History Girl on the other hand she is new to this whole learning differences thing. She goes between loving it and finding characters on TV that she looks up to or laugh with who have the same issues she has. Shelden from The Big Bang Theory, he makes her laugh often. Then there is Dr. Temperance "Bones" Brennan on Bones. History Girl is always amazed with Bones and sees herself in the character so much so she now doesn't know if she wants to be an Imagineer for Disney or an anthropologist.
She then goes to hating it. Not wanting the extra help, viewing the extra help as making her stupid some how. This makes me want to scream. I think I finally got her to realize that is not the case. I explained to her that my IQ is in the 95th percentile (well depending on the test 93rd to 97th, so 95th is in the middle and a good number to go with), which means I am smart, but there is no way in this world that I would have been able to do half of the stuff I have done in my life without the extra help that I have received. We all need extra help once and awhile and knowing to except it makes a big difference in quality of life. So History Girl is finally somewhat willing to except some help which has made a big difference.
I have to admit I find helping Horse Girl a lot easier because I can understand her and I have been there done that. With History Girl her needs are very different then mine ever have been and it frustrates me. I wish I could understand stand her needs as well as I do Horse Girl's but I don't and it causes fights and stress because I just don't get it as well as I should.
The biggest academic issue History Girl has is getting school work from point A to point B to point C and then passed in. I have tried to teacher her difference organizational styles and nothing works. I also don't understand needing to be taught organization, I created my own system in 7th grade and modified it as needed through high school and college. Luckily there is a person at History Girl's school who is working with her on this because this has cause too much stress between us. I don't understand how she can finish a project and not turn it in I just don't get it. Fly Guy points out the rest of the world don't get Horse Girl and my issues, so I guess this is the feeling he has when he looking in on Horse Girl working on her homework and stuff.

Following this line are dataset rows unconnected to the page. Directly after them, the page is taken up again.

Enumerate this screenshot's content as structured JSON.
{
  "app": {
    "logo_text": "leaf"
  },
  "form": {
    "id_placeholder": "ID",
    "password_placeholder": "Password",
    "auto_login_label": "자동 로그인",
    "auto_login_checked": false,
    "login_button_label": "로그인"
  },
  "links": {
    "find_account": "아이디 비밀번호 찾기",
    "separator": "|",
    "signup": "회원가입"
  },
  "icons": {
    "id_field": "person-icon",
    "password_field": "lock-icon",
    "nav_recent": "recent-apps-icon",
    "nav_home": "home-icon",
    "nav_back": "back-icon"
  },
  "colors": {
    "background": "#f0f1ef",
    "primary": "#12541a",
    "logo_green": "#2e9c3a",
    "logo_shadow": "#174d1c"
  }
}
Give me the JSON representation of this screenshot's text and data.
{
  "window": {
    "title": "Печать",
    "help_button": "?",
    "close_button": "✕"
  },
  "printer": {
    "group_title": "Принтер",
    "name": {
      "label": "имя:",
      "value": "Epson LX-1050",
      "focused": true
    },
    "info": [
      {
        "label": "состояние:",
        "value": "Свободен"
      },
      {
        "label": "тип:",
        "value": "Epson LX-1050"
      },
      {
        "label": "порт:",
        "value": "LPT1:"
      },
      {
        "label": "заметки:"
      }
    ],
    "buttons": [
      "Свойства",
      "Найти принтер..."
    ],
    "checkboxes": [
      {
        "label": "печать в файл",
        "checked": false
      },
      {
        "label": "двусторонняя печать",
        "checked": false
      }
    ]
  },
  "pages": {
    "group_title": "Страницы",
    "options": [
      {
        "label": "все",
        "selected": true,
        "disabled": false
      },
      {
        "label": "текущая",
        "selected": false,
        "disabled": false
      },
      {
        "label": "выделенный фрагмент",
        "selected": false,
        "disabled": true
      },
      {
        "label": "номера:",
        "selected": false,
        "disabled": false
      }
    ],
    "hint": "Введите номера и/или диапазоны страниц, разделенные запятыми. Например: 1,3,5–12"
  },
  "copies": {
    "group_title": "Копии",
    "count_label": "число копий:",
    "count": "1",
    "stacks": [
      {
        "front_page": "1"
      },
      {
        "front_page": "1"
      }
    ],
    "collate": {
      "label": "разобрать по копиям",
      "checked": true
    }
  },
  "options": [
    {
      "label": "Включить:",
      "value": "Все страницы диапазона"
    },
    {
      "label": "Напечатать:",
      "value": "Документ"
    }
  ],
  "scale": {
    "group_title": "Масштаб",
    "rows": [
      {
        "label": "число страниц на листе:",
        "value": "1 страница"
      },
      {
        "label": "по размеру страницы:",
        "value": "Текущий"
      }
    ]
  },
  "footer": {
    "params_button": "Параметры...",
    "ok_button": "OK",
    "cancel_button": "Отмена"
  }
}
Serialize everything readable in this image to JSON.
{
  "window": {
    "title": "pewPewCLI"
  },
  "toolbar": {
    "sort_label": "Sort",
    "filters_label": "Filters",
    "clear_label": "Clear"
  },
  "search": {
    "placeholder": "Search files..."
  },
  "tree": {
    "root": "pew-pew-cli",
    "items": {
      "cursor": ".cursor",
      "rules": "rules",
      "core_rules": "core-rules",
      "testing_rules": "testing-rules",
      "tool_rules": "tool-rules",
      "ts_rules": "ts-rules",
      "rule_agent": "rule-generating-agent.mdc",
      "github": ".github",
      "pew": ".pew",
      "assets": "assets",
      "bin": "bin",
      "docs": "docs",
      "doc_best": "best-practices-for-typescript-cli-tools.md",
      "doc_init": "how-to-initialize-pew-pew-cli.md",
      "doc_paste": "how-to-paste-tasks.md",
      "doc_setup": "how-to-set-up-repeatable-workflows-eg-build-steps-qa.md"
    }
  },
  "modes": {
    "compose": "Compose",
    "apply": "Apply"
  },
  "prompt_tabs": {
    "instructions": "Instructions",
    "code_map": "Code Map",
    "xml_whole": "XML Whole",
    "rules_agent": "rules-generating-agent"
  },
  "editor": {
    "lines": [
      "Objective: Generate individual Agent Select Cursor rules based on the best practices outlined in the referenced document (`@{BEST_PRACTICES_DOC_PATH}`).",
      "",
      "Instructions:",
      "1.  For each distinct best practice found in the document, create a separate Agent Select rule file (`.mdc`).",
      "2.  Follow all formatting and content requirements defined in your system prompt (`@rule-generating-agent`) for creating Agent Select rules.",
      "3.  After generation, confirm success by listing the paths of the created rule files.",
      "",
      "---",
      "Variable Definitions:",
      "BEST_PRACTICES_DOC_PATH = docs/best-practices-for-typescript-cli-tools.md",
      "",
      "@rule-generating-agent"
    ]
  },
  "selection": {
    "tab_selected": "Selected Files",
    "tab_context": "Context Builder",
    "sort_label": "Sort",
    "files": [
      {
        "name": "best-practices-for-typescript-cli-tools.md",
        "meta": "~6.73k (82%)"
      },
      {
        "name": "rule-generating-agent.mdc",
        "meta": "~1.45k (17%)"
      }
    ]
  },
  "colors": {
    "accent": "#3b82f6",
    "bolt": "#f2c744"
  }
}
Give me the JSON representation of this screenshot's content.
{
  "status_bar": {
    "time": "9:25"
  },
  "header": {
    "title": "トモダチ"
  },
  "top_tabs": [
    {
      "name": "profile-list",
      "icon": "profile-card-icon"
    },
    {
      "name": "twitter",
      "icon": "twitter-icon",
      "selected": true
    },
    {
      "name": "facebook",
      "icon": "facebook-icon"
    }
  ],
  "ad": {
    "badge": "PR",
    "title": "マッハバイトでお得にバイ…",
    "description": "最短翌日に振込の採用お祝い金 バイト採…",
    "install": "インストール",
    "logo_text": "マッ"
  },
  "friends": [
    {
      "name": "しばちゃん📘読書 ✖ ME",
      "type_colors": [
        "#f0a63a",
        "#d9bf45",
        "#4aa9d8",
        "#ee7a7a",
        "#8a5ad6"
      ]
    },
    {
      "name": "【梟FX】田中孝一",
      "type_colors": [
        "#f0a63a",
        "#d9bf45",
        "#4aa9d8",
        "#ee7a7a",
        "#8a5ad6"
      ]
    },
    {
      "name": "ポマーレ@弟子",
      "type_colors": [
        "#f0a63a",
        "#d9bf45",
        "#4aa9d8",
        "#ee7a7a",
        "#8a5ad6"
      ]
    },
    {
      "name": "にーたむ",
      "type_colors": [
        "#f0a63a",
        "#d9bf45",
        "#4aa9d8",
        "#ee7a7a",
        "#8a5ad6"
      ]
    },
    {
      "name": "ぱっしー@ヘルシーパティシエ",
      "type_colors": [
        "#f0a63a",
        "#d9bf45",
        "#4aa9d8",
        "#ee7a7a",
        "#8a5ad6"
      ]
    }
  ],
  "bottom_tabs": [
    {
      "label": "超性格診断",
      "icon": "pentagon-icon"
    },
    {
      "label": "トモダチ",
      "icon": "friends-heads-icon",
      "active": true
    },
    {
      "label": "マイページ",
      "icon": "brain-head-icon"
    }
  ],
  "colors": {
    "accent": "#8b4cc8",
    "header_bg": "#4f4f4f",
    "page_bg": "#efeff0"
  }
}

I guess what I am trying to say is as much as I would like to let this all go and let the girls make and learn from their own mistakes, this isn't the time for it, not yet. History Girl's Social Worker and I have talked. Our goal is that when History Girl starts her Junior year in High School I should be hands off, but since this is such a late diagnoses and at such a hard time in a girl's life because she is figuring out who she is and tossing this new thing in doesn't make it easy for her.
So this is just another way life is different for a parent with kids with learning differences. Not that I would change things for anything in the world, I see the amazing gifts that my girls have gotten from their learning differences so they are worth the difficultly. Just it means I can't parent the way I would like 100% of the time, I need to guide more because the school as good as it is can't do everything and it is my job to take care of it.
1 comment:
Thanks for the reference.
Marcia pointed out to me that a boy, at age 13, is not an adult and is incapable of making educated decisions. Therefore, it is still my job to help him think things through and guide him in the process. She's right, and WG is too, I suppose. Ugh.